I do think there is a vanity angle, too. I hate to be all "blame the media! Rawr rawr rawr!" but I think we have a lot of weird issues about pain and suffering in American culture--a very odd mixture of Puritan/pioneer stoicism and also being totally confessional. My mom used to watch Dr. Phil and gave it up when she felt all he was doing was setting up really exploitive situations. What kind of "therapist" encourages people to bring their [i]children[/i] on national television to discuss their most intimate family problems? Why did anyone think this was a sensible thing to do, ever? And he always winds up by thanking the families for being willing to "share" their stories with the nation, which has always seemed like a weird concept to me.

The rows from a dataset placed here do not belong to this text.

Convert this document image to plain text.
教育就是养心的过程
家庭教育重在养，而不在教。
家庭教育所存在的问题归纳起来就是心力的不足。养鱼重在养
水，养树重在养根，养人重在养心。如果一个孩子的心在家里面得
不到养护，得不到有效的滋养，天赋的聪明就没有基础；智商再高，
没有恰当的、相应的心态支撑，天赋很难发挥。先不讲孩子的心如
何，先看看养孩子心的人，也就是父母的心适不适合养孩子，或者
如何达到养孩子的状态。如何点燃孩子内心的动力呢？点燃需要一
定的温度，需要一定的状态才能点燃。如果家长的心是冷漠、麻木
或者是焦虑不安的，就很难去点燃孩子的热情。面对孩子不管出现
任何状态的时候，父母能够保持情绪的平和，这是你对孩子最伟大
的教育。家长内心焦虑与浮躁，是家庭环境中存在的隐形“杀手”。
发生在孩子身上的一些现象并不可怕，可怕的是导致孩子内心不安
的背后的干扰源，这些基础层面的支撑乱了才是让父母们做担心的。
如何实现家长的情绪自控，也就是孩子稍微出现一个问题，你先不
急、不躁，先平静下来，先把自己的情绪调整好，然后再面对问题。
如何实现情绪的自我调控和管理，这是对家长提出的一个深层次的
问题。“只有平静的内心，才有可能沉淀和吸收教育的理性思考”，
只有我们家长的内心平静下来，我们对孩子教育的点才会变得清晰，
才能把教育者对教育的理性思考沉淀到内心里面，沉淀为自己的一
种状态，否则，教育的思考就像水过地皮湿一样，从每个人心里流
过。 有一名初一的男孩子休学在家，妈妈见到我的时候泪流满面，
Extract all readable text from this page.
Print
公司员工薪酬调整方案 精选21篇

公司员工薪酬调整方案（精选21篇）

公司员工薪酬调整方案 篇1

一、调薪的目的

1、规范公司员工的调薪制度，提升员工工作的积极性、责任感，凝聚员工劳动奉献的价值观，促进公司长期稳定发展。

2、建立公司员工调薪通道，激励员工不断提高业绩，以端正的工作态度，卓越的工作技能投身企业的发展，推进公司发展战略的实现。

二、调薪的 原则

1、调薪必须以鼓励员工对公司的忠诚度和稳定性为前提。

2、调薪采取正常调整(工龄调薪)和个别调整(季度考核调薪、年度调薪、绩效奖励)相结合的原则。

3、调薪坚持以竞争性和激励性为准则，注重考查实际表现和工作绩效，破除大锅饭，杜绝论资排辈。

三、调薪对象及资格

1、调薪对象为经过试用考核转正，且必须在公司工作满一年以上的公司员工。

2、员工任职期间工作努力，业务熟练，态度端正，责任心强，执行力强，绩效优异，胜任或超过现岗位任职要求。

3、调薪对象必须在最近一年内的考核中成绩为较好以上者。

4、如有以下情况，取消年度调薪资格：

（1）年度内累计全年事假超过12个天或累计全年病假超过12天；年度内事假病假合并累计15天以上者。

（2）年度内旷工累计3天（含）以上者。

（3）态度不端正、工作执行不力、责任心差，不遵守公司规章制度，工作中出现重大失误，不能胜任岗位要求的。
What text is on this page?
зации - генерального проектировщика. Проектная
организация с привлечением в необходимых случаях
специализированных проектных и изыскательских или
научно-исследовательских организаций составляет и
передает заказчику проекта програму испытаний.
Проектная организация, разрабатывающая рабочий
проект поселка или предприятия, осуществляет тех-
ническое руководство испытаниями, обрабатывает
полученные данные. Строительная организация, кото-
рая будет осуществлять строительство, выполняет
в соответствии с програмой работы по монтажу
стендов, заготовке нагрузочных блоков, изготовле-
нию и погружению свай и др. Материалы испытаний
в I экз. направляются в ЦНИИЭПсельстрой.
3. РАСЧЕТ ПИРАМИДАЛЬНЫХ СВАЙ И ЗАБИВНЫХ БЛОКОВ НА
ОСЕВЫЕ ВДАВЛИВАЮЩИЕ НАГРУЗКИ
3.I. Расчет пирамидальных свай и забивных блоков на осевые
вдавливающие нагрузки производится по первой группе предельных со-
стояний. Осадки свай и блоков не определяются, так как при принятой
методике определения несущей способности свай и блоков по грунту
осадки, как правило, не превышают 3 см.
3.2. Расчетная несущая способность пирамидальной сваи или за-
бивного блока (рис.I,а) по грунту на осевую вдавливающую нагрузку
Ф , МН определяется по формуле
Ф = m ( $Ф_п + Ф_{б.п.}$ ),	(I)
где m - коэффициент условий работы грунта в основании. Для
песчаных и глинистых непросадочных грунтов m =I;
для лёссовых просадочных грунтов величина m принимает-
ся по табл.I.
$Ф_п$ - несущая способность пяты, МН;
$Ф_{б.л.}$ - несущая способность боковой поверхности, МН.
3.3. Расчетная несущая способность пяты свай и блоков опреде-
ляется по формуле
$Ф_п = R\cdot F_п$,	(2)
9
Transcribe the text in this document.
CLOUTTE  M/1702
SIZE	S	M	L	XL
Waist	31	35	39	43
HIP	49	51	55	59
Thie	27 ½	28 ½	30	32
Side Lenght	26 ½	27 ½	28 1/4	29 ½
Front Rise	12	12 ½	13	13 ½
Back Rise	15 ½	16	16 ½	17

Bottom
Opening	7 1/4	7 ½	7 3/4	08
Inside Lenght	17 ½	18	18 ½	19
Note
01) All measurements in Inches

Then again, I think a lot of "therapy culture" privileges processing emotions in a certain way. I don't mean to knock therapists, but I think there's a sense via psychology-in-the-media that everyone should roughly follow such an such pattern. And some people get angry when the "victims" don't seem victimized enough, or refuse to articulate it. A friend of mine in college once wrote in her blog something that referenced her having been sexually molested as a child, and amazingly people wrote back and called her a liar--based solely on the fact that in other parts of the blog she'd referred to her boyfriend, and "if she had [i]really[/i] been molested, she wouldn't trust men and would never want to have sex." People assume that someone who's quiet is being aloof rather than shy, or unfeeling rather than reserved. I've done some volunteer work in death-penalty abolition, and met victims' family members who didn't ask for the death penalty for their loved ones' murderers, and lots of them have gotten hate mail or media coverage suggesting they didn't really love the people they had lost. People can be really threatened when our psychological mythology is bucked.
I do find it worse when something well-written comes up with a situation I have difficulty contenancing. I've been on a bit of a Josephine Tey binge recently and I just read [i]The Franchise Affair[/i] for the first time, and liked it much less--not because of the story itself, but because the narrator was so aggressive in pushing the story's conclusions. It always struck me as sort of quaint and charming when both Inspector Alan Grant and Lucy Pym believed that faces were clues to characters--but less so when the narrator affirmed that everyone with slate-blue eyes was sex-crazed, and various "good" characters expressed their desire to beat up a sixteen-year-old girl (or their approval of it having happened). I live in a world where the beating of even very nasty sisteen-year-old girls isn't something I can heartily embrace, and having it so aggressively pushed on me was rather unpleasant. But in order for me to care, I have to either care a certain amount about the author or some element of the story, otherwise I can just write it off as "it takes all types." (It's so dreadful when you have the feeling an author you admire would scorn you or despise you personally, or vice versa).